Artikel 2:28 Exploitatie openbare inrichting
- 1.
Het is verboden een openbare inrichting te exploiteren zonder
vergunning van de burgemeester.
- 2.
De burgemeester weigert de vergunning indien de exploitatie van
de openbare inrichting in strijd is met het geldend
bestemmingsplan.
- 3.
Onverminderd het bepaalde in artikel 1:8 kan de burgemeester de
vergunning geheel of gedeeltelijk weigeren, indien naar zijn
oordeel moet worden aangenomen dat de woon- en leefsituatie in
de omgeving van het horecabedrijf of de openbare orde op
ontoelaatbare wijze nadelig wordt beïnvloed.
- 4.
Geen vergunning is vereist voor een openbare inrichting die zich
bevindt in
- a.
een winkel als bedoeld in artikel 1 van de
Winkeltijdenwet voor zover de activiteiten van de
openbare inrichting een nevenactiviteit vormen van de
winkelactiviteit;
- b.
- c.
- d.
een bedrijfskantine of – restaurant.
- 5.
De burgemeester verleent op verzoek of ambtshalve vrijstelling
van het verbod genoemd in het eerste lid aan openbare
inrichtingen die horecabedrijf zijn als bedoeld in artikel 1 van
de Drank- en Horecawet, indien
- a.
zich in de zes maanden voorafgaand aan de
inwerkingtreding van deze bepaling geen incidenten
gepaard gaande met geweld, overlast op straat of
drugsgebruik en -handel hebben voorgedaan in of bij de
inrichting, dan wel
- b.
de inrichting zich nieuw in de gemeente vestigt en er
zich geen weigeringsgronden voordoen als bedoeld in
artikel 1:8 of 2:28, tweede of derde lid.
- 6.
De vrijstelling wordt ingetrokken wanneer zich een incident
heeft voorgedaan als bedoeld in het vijfde lid onder a.

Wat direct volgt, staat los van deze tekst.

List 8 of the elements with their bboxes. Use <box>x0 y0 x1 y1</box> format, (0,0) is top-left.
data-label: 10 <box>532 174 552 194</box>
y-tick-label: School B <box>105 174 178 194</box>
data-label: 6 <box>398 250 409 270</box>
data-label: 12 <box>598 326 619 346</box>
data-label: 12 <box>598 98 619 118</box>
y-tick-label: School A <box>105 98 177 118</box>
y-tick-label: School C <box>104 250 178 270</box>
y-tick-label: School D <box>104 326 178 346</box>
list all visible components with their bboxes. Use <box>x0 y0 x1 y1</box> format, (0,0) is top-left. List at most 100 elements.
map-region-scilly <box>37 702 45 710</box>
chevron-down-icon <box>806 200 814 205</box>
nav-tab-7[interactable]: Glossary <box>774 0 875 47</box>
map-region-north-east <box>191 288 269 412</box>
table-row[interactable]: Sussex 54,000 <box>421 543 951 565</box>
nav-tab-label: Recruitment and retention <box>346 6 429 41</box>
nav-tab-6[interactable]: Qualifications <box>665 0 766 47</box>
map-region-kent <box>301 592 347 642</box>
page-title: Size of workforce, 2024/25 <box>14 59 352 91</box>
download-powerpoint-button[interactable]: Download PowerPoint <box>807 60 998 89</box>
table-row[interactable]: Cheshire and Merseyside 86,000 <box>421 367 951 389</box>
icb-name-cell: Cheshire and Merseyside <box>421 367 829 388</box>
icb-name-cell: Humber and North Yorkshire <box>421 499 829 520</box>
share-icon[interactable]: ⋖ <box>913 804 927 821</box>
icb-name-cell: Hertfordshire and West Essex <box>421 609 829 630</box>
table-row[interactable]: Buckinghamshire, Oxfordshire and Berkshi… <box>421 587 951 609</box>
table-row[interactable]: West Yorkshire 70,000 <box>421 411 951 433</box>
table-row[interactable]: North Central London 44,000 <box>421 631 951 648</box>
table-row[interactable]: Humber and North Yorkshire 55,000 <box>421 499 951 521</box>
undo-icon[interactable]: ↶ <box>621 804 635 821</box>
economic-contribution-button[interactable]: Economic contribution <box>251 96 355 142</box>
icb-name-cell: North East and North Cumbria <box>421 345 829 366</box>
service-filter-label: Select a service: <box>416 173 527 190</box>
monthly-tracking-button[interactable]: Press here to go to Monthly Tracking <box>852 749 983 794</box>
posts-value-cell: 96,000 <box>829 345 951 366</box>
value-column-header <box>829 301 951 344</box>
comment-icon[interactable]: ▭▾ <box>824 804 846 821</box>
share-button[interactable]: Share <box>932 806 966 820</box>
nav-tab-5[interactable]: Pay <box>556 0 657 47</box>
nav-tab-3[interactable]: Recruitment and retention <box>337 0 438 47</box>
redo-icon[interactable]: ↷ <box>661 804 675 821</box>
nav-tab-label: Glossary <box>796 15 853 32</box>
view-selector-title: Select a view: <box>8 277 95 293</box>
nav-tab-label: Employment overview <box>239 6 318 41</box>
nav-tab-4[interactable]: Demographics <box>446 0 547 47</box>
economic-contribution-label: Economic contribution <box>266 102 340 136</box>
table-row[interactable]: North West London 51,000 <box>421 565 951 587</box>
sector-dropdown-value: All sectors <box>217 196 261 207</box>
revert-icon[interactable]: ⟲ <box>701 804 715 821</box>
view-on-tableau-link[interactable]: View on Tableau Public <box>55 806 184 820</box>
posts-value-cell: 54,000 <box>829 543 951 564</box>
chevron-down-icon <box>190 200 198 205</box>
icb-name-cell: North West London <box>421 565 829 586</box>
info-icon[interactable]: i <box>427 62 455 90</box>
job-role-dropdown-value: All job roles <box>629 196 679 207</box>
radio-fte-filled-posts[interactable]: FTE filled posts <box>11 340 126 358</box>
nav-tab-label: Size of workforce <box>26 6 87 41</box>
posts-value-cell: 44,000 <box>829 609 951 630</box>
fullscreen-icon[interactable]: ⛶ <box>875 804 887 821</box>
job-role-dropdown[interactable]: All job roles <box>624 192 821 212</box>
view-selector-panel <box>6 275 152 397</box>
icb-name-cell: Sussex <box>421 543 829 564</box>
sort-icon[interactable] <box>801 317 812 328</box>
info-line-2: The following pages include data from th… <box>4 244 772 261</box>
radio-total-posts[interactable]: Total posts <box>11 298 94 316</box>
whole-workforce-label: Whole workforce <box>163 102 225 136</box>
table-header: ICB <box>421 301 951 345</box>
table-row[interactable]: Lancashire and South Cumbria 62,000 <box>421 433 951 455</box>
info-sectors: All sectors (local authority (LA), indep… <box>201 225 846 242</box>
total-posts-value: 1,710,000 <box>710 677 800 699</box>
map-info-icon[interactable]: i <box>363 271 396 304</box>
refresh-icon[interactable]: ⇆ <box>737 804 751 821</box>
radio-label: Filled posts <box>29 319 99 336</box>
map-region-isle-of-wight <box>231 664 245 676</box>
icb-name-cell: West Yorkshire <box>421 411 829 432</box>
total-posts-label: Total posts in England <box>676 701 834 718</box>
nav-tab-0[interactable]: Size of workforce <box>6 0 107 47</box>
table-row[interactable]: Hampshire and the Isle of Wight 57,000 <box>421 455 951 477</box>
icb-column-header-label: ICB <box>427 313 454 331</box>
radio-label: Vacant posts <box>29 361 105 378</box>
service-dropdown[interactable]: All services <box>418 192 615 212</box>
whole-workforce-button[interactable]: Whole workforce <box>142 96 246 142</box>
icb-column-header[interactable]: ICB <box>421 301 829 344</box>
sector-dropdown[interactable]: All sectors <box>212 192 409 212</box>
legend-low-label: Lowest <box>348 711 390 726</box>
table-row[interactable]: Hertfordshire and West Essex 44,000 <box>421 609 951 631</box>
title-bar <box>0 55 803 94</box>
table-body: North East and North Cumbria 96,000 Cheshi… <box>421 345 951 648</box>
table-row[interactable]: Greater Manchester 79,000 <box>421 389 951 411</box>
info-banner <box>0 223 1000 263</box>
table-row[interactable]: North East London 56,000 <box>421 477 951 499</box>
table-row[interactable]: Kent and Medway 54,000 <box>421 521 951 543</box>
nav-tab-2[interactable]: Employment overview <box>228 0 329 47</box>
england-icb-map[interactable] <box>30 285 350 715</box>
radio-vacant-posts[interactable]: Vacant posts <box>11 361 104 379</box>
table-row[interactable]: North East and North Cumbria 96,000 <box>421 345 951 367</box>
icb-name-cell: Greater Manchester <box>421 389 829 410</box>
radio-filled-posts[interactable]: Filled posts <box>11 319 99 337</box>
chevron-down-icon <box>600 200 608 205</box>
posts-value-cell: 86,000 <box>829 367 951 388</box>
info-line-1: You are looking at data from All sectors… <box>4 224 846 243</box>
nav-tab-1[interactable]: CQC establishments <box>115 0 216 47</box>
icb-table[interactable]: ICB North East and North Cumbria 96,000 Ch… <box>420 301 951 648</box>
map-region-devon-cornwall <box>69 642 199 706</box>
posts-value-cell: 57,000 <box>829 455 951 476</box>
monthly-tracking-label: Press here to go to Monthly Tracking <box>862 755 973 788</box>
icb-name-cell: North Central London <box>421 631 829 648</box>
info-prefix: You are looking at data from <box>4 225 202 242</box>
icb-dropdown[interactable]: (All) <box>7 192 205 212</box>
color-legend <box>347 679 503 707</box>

Artikel 2:29 Sluitingstijd
- 1.
Openbare inrichtingen zijn gesloten op:
- -
maandag tot en met vrijdag tussen 02.00 uur en 06.00
uur;
- -
op zaterdag en zondag tussen 03.00 uur en 06.00
uur;
- -
op 1 januari tussen 04.00 uur en 06.00 uur.
- 2.
Het is verboden een openbare inrichting voor bezoekers geopend
te hebben, of bezoekers in de inrichting te laten verblijven na
sluitingstijd.
- 3.
De burgemeester kan ontheffing verlenen van de
sluitingstijd.
- 4.
Voor een openbare inrichting als bedoeld in artikel 2:28, vierde
lid onder a, gelden dezelfde sluitingstijden als voor de
winkel.
- 5.
Het eerste en het derde lid zijn niet van toepassing in die
situaties waarin bij of krachtens de Wet milieubeheer is
voorzien.
- 6.
Het is verboden bezoekers na 01.00 uur toe te laten in een
openbare inrichting.
Artikel 2:30 Afwijking sluitingstijd; tijdelijke sluiting
- 1.
De burgemeester kan in het belang van de openbare orde,
veiligheid, zedelijkheid of gezondheid of in geval van
bijzondere omstandigheden voor een of meer openbare inrichtingen
tijdelijk andere sluitingstijden vaststellen of tijdelijk
sluiting bevelen.
- 2.
Het eerste lid is niet van toepassing in die situaties waarin
artikel 13b van de Opiumwet voorziet.
Artikel 2:31 Verboden gedragingen
Het is verboden in een openbare inrichting:
- a.
- b.
zich te bevinden na sluitingstijd of gedurende de tijd dat
de inrichting gesloten dient te zijn op grond van een
besluit krachtens artikel 2:30;
- c.
Artikel 2:32 Handel binnen openbare inrichtingen
(vervallen)
Artikel 2:33 Het college als bevoegd bestuursorgaan
Indien een openbare inrichting geen voor het publiek openstaand
gebouw of bijbehorend erf is in de zin van artikel 174 van de
Gemeentewet , treedt het college bij de toepassing van artikel 2:28
tot en met 2:30 op als bevoegd bestuursorgaan.
Artikel 2:34
[gereserveerd]
Afdeling 8A Bijzondere bepalingen over horecabedrijven als bedoeld in de
Drank- en Horecawet
Voor zover niet anders is bepaald, is artikel 1 van de Drank – en
Horecawet van overeenkomstige toepassing op de niet op die wet
steunende bepalingen van deze afdeling van de verordening.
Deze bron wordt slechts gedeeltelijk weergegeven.